Communication in relationships is a difficult hurdle to take on, but it is the fuel that makes a relationship thrive. Researchers John and Julie Gottman at the Gottman Institute in Seattle have amazing research that tells us all about love and communication. John Gottman’s research shows that there are four deadly communication habits that if done often will predict the end of the relationship; he calls these the “4 Horsemen of the Apocalypse.”
Here are 4 poor communication habits to avoid in order to strengthen your marriage:
When you criticize your husband, you are telling him he got it wrong. It is an attack on either his actions and/or his character. Over time consistent criticism will chip away at your spouse causing him to not feel respected or loved. {Tweet This} This habit will cause him to build emotional walls, disconnect from you, and create a foundation for unfair fighting. When you send a message using criticism, it is less likely to be heard correctly. Gottman suggests the antidote to this habit is to use a “gentle start up.” This means you should express how you feel, the situation that triggered it, and what you need. Avoid using the word ‘you’ which can feel attacking. If you are noticing walls in your marriage, here are ways to break them down.
It’s hard to not get defensive when you feel attacked. This habit is a way to deflect the attack in a way that makes you feel less shame and more protected. When I’ve worked with defensive couples, I see their fights spin off into different topics that take the conflict to a new level. Instead of getting defensive, Gottman says it is important to take responsibility for what you need to; don’t blame shift what happened onto someone else.

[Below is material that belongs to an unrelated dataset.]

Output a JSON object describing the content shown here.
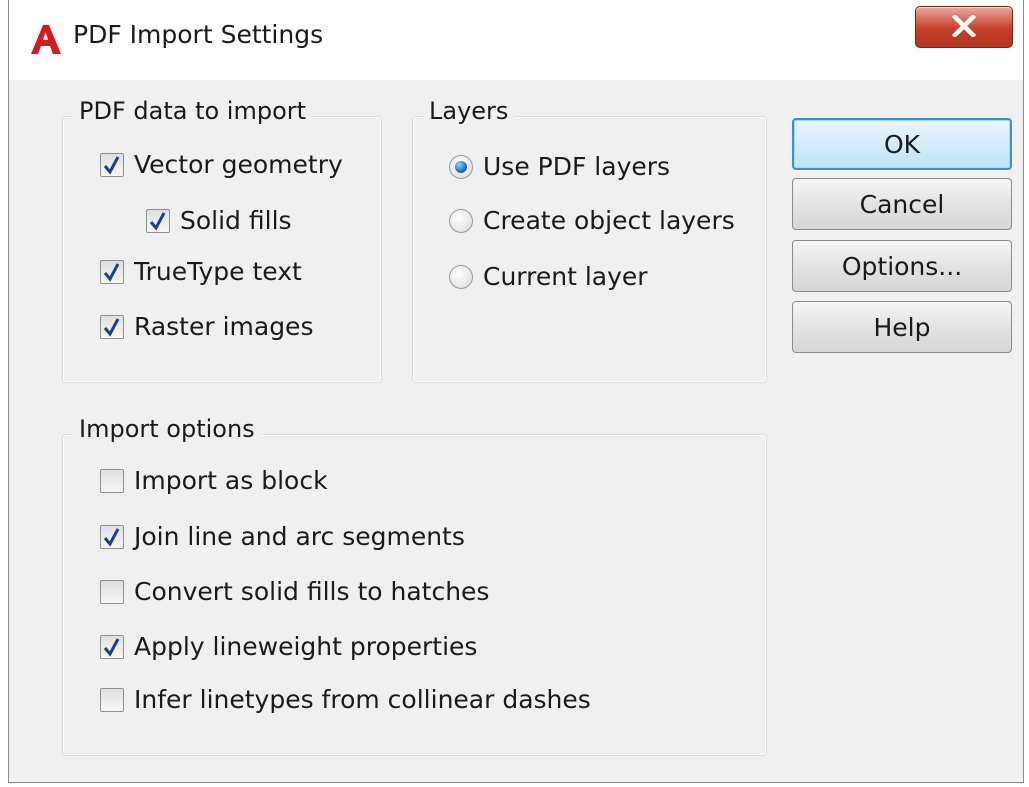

This is when a person is checking out of the conversation. Either they actually leave or they give every sign that they have stopped listening and are not engaged. This tends to happen when someone is overly stressed in the conversation and starts to shut down. The antidote for stonewalling is for this person to take a short break in order to calm down. Once they are in a better state of mind, it is important to re-engage in the conversation in a healthy way.
When you feel contempt for someone, you are looking down on them. You see yourself as better than and you scrutinize every mistake your spouse makes. Whether it is verbally or non-verbally expressed, Gottman says this is the worst of all the horsemen and is the highest predictor of divorce. Instead of contempt, Gottman’s antidote is to create a culture of appreciation and to share your needs and desires using ‘I’ statements. For example, “I’m feeling lonely when you’re working late. I need us to have some quality time together.”